Crispy and sticky, these must been eaten with fingers!

Dessert was a tiny pot of ginger crème brûlée. I cracked the candy top with the back of my spoon and underneath was a smooth and aromatic custard.

Our evening concluded with supper at The Coterie Room where Carol and I introduced Kimberly to the savoury crunch of ham cracklings dunked in fondue!

Located in the same courtyard as Marché and Watson Kennedy, Chan is a welcomed addition to the diverse collection of restaurants in Pike Place Market. We attended the opening party courtesy of Social Magnet.

I spent twelve hours in Portland last Friday. I had visited Vancouver three times in the past year but had not travelled south to Oregon. Crossing the Columbia River Bridge was a spectacular entrance into the state and city. Of Portlandia and tax-free shopping fame, Portlanders were friendly and I adored their boutiques. A stoic posy of daffodils defied the cool temperatures, sheltered by a flowering camellia tree.

Coffees and almond croissants at Barista fuelled our morning. A late lunch was at Pok Pok, the only restaurant I know of in Portland.

A curious structure of wooden beams, corrugated roofing and bamboo walls, the aesthetics were of Southeast Asian hawker stalls.

Festive lights twinkled and the heater glowed. Water was steeped in pandan leaves which tasted of toasted rice.

The dense menu detailed ingredients and cooking methods for each dish.

Although tempted by a Vietnamese coffee with condensed milk, I was already buzzing from two caffeinated beverages. I selected a glass of cha manao instead, a Thai iced tea with fresh lime juice. It was refreshing and its delicate sweetness tempered the bold flavours.
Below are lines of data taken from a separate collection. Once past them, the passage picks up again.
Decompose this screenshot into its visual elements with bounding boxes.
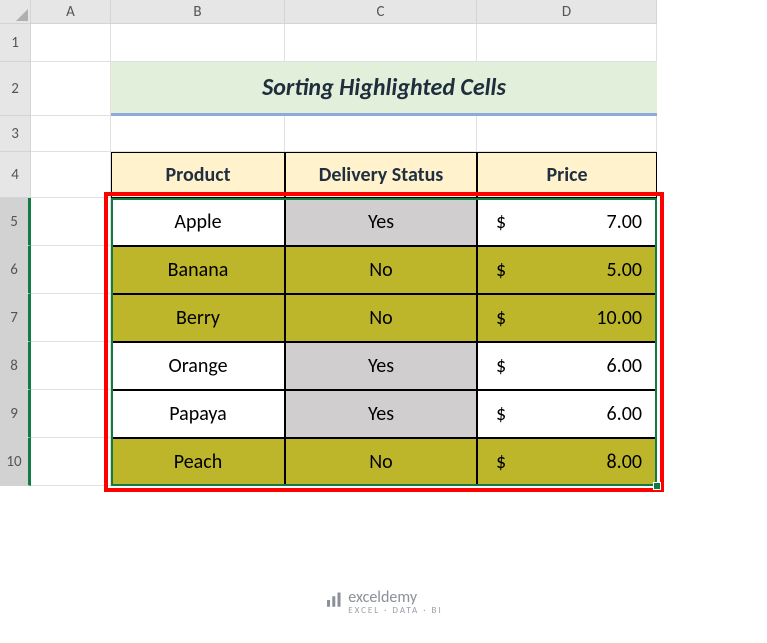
- product-label: Banana: [168, 258, 229, 282]
- row-header-2[interactable]: 2: [0, 62, 31, 116]
- cell-d7[interactable]: $10.00: [477, 294, 657, 342]
- col-header-a[interactable]: A: [31, 0, 111, 24]
- cell-a3[interactable]: [31, 116, 111, 152]
- product-label: Papaya: [169, 402, 227, 426]
- cell-d9[interactable]: $6.00: [477, 390, 657, 438]
- status-label: No: [369, 450, 392, 474]
- cell-c10[interactable]: No: [285, 438, 477, 486]
- product-label: Berry: [176, 306, 220, 330]
- watermark: exceldemy EXCEL · DATA · BI: [324, 590, 442, 615]
- cell-c5[interactable]: Yes: [285, 198, 477, 246]
- cell-c6[interactable]: No: [285, 246, 477, 294]
- cell-c7[interactable]: No: [285, 294, 477, 342]
- watermark-brand: exceldemy: [348, 590, 442, 606]
- price-label: 6.00: [607, 354, 642, 378]
- chart-icon: [324, 591, 342, 614]
- cell-a8[interactable]: [31, 342, 111, 390]
- cell-a1[interactable]: [31, 24, 111, 62]
- th-status[interactable]: Delivery Status: [285, 152, 477, 198]
- select-all-corner[interactable]: [0, 0, 31, 24]
- cell-b3[interactable]: [111, 116, 285, 152]
- cell-c9[interactable]: Yes: [285, 390, 477, 438]
- cell-c8[interactable]: Yes: [285, 342, 477, 390]
- price-label: 7.00: [607, 210, 642, 234]
- row-header-3[interactable]: 3: [0, 116, 31, 152]
- cell-c1[interactable]: [285, 24, 477, 62]
- price-label: 8.00: [607, 450, 642, 474]
- cell-a7[interactable]: [31, 294, 111, 342]
- cell-d3[interactable]: [477, 116, 657, 152]
- watermark-tag: EXCEL · DATA · BI: [348, 606, 442, 615]
- cell-a2[interactable]: [31, 62, 111, 116]
- col-header-d[interactable]: D: [477, 0, 657, 24]
- cell-b6[interactable]: Banana: [111, 246, 285, 294]
- status-label: No: [369, 306, 392, 330]
- status-label: Yes: [368, 354, 394, 378]
- product-label: Orange: [168, 354, 227, 378]
- cell-d1[interactable]: [477, 24, 657, 62]
- cell-a5[interactable]: [31, 198, 111, 246]
- currency-label: $: [496, 402, 506, 426]
- cell-b8[interactable]: Orange: [111, 342, 285, 390]
- cell-b9[interactable]: Papaya: [111, 390, 285, 438]
- cell-b5[interactable]: Apple: [111, 198, 285, 246]
- currency-label: $: [496, 258, 506, 282]
- col-header-b[interactable]: B: [111, 0, 285, 24]
- title-cell[interactable]: Sorting Highlighted Cells: [111, 62, 657, 116]
- currency-label: $: [496, 450, 506, 474]
- price-label: 6.00: [607, 402, 642, 426]
- spreadsheet-grid: A B C D 1 2 Sorting Highlighted Cells 3 …: [0, 0, 767, 486]
- currency-label: $: [496, 306, 506, 330]
- row-header-6[interactable]: 6: [0, 246, 31, 294]
- cell-b7[interactable]: Berry: [111, 294, 285, 342]
- col-header-c[interactable]: C: [285, 0, 477, 24]
- cell-a9[interactable]: [31, 390, 111, 438]
- fill-handle[interactable]: [653, 482, 661, 490]
- cell-d10[interactable]: $8.00: [477, 438, 657, 486]
- row-header-9[interactable]: 9: [0, 390, 31, 438]
- row-header-10[interactable]: 10: [0, 438, 31, 486]
- cell-a6[interactable]: [31, 246, 111, 294]
- currency-label: $: [496, 354, 506, 378]
- status-label: Yes: [368, 210, 394, 234]
- status-label: Yes: [368, 402, 394, 426]
- cell-d6[interactable]: $5.00: [477, 246, 657, 294]
- cell-c3[interactable]: [285, 116, 477, 152]
- row-header-7[interactable]: 7: [0, 294, 31, 342]
- row-header-8[interactable]: 8: [0, 342, 31, 390]
- cell-d5[interactable]: $7.00: [477, 198, 657, 246]
- price-label: 5.00: [607, 258, 642, 282]
- row-header-1[interactable]: 1: [0, 24, 31, 62]
- row-header-5[interactable]: 5: [0, 198, 31, 246]
- cell-a4[interactable]: [31, 152, 111, 198]
- price-label: 10.00: [596, 306, 642, 330]
- th-price[interactable]: Price: [477, 152, 657, 198]
- cell-b10[interactable]: Peach: [111, 438, 285, 486]
- product-label: Apple: [174, 210, 221, 234]
- status-label: No: [369, 258, 392, 282]
- cell-a10[interactable]: [31, 438, 111, 486]
- cell-d8[interactable]: $6.00: [477, 342, 657, 390]
- th-product[interactable]: Product: [111, 152, 285, 198]
- product-label: Peach: [174, 450, 222, 474]
- cell-b1[interactable]: [111, 24, 285, 62]
- currency-label: $: [496, 210, 506, 234]
- row-header-4[interactable]: 4: [0, 152, 31, 198]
Three of us shared four main courses and one dessert. The Pok Pok special was a plate of game hen (kai yaang) and papaya salad. Roasted on a rotisserie over charcoal, the portions of chicken were smoky and tender. The spicy sweet and sour, and tamarind dipping sauces were appetizing, so much so that I emptied the remainder onto coconut rice and sticky rice. Julienne green papaya, halved cherry tomatoes, batons of snake beans and crunchy peanuts were mixed with Thai chilli, lime juice, tamarind, fish sauce, garlic and palm sugar.

Next was gulf prawns grilled over charcoal (kung phao). The charred shell peeled easily and the succulent crustacean was swirled in the shallow bowl of lime, garlic, coriander root and chilli sauce.

Ike’s Vietnamese fish sauce wings are a Pok Pok signature. Marinated in fish sauce and palm sugar, deep fried, and tossed in caramelised Phú Quốc fish sauce (nước mắm) and garlic, the poultry was served with pickles, lettuce and slices of cucumber. The chicken wings were an ominous crimson and each bite numbed our mouths. Our lips tingled and our fingers sticky, they were a fiery highlight.

A classic Thai stir-fried rice noodles, the phat si ew was silky and peppery. A dark soy tan, and flecked with Carlton Farms pork, Chinese broccoli and egg, I would have been happy eating only this as my meal.

We ignored the durian dessert and ordered the coconut ice cream sandwich. Wedged in a brioche bun on a bed of sticky rice were four scoops of coconut jackfruit ice cream sprinkled with peanuts and drizzled with condensed milk. We requested no chocolate syrup and also abandoned the bread. Coconut, sticky rice, peanuts and condensed milk were a pleasing combination.

Pok Pok readied us for an afternoon of shopping!